Single by Bryan Ferry

from the album Bête Noire
- Released: 1 February 1988
- Recorded: 1987
- Genre: Sophisti-pop; soft rock;
- Length: 4:57 (Album Version) 4:02 (Single Edit)
- Label: Virgin (UK and the rest of the world) Reprise (US and Canada)
- Songwriter: Bryan Ferry
- Producers: Bryan Ferry; Chester Kamen; Patrick Leonard;

Bryan Ferry singles chronology
| "The Right Stuff" (1987) | "Kiss and Tell" (1988) | "Limbo" (1988) |

Music video
- "Kiss and Tell" (single edit) by Bryan Ferry on YouTube

Audio
- "Kiss and Tell" (album version) by Bryan Ferry on YouTube

= Kiss and Tell (Bryan Ferry song) =

"Kiss and Tell" is a song by Bryan Ferry, the lead vocalist for Roxy Music. It was released as the second single from his seventh studio album Bête Noire in February 1988, being Ferry's twenty-sixth single. The song peaked at number 41 on the UK Singles Chart and at number 31 on the US Billboard 100, becoming his highest charting single. It also appears in the film Bright Lights, Big City (1988), adapted from the Jay McInerney novel.

==Composition==
Fans have often speculated that his song "Kiss and Tell", was Ferry's response to Jerry Hall's tell-all book about their relationship published a couple of years earlier.

==Music video==

The song's main promotional video featured Mandy Smith and model Denice Lewis, whose photograph also adorns the single's cover sleeve. The musicians Chester Kamen (Nick Kamen's brother) and Guy Pratt also appear in the video. Also featured is Christine Keeler.

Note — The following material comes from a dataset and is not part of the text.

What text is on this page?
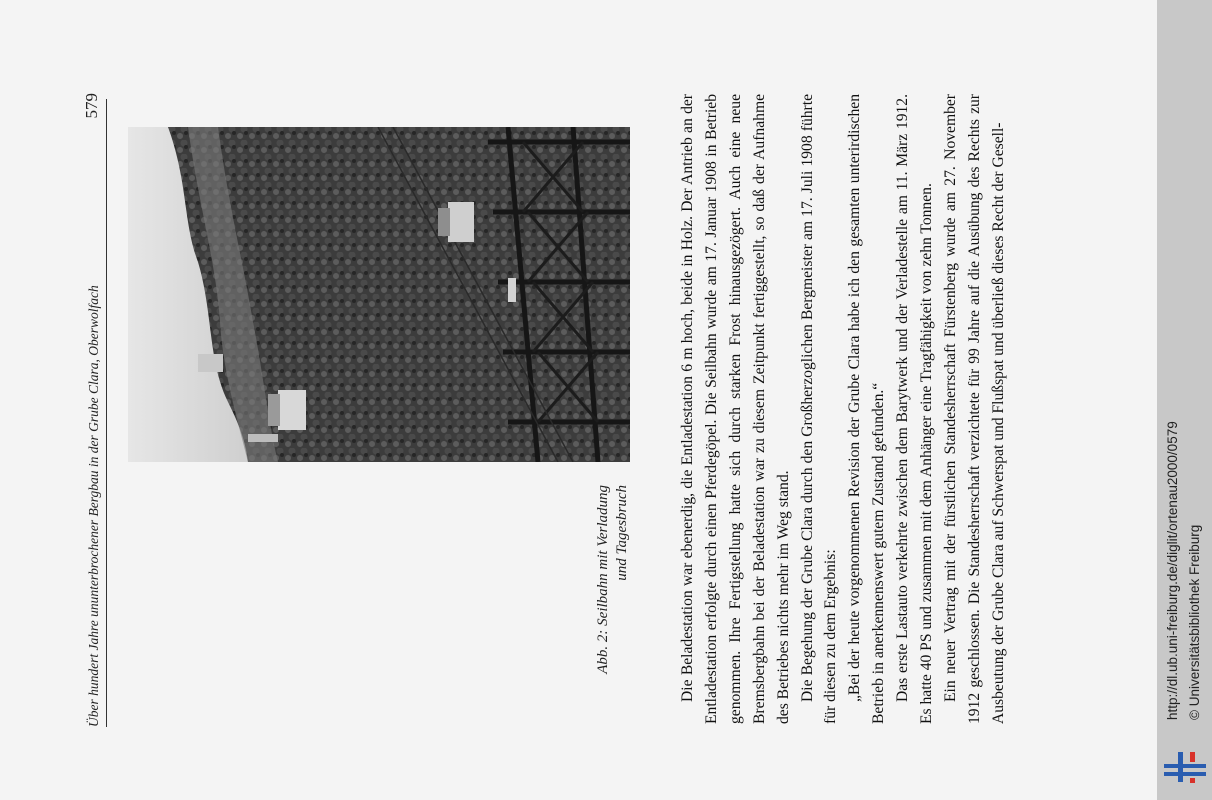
Über hundert Jahre ununterbrochener Bergbau in der Grube Clara, Oberwolfach
579
Abb. 2: Seilbahn mit Verladung und Tagesbruch	Die Beladestation war ebenerdig, die Entladestation 6 m hoch, beide in Holz. Der Antrieb an der Entladestation erfolgte durch einen Pferdegöpel. Die Seilbahn wurde am 17. Januar 1908 in Betrieb genommen. Ihre Fertigstellung hatte sich durch starken Frost hinausgezögert. Auch eine neue Bremsbergbahn bei der Beladestation war zu diesem Zeitpunkt fertiggestellt, so daß der Aufnahme des Betriebes nichts mehr im Weg stand. Die Begehung der Grube Clara durch den Großherzoglichen Bergmeister am 17. Juli 1908 führte für diesen zu dem Ergebnis: „Bei der heute vorgenommenen Revision der Grube Clara habe ich den gesamten unterirdischen Betrieb in anerkennenswert gutem Zustand gefunden.“ Das erste Lastauto verkehrte zwischen dem Barytwerk und der Verladestelle am 11. März 1912. Es hatte 40 PS und zusammen mit dem Anhänger eine Tragfähigkeit von zehn Tonnen. Ein neuer Vertrag mit der fürstlichen Standesherrschaft Fürstenberg wurde am 27. November 1912 geschlossen. Die Standesherrschaft verzichtete für 99 Jahre auf die Ausübung des Rechts zur Ausbeutung der Grube Clara auf Schwerspat und Flußspat und überließ dieses Recht der Gesell-	http://dl.ub.uni-freiburg.de/diglit/ortenau2000/0579 © Universitätsbibliothek Freiburg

==Track listings and versions==

UK 7" single
1. "Kiss and Tell" - 3:59
2. "Zamba" - 3:00

US 7" single
1. "Kiss and Tell (Edit)" - 4:02
2. "Zamba" - 3:00

US 12" single
1. "Kiss and Tell (Extended Mix)" - 7:06
2. "Kiss and Tell (Dub Mix)" - 5:37
3. "Kiss and Tell (Edit Mix)" - 4:02
4. "Zamba" - 3:00

UK 12" single
1. "Kiss and Tell (Dance Mix)" - 7:02
2. "Kiss and Tell (Dub Mix)" - 5:37
3. "Zamba" - 3:00

US 12" single and CD single
1. "Kiss and Tell (Edit Mix)" - 4:02
2. "Kiss and Tell (LP Version)" - 4:57

UK CD single
1. "Kiss and Tell" (7" Version) - 3:59
2. "Kiss and Tell (Dub Mix)" - 5:37
3. "Zamba" - 3:00
4. "Kiss and Tell (Dance Mix)" - 7:02

==Chart performance==

===Weekly charts===

| Chart (1988) | Peak position |
|---|---|
| Australia (Kent Music Report) | 38 |
| Canada Top Singles (RPM) | 47 |
| Italy (Musica e dischi) | 15 |
| Netherlands (Dutch Top 40 Tipparade) | 2 |
| Netherlands (Single Top 100) | 45 |
| New Zealand (Recorded Music NZ) | 26 |
| UK Singles (Official Charts) | 41 |
| US Billboard Hot 100 | 31 |
| US Mainstream Rock (Billboard) | 40 |
| US Dance Club Songs (Billboard) | 19 |

===Year-end charts===

| Chart (1988) | Position |
|---|---|
| Italian FIMI Top Annuali Single 1988 | 100 |

==Notes==
- The other versions of the song were edited by the Latin Rascals and mixed by Alan Meyerson.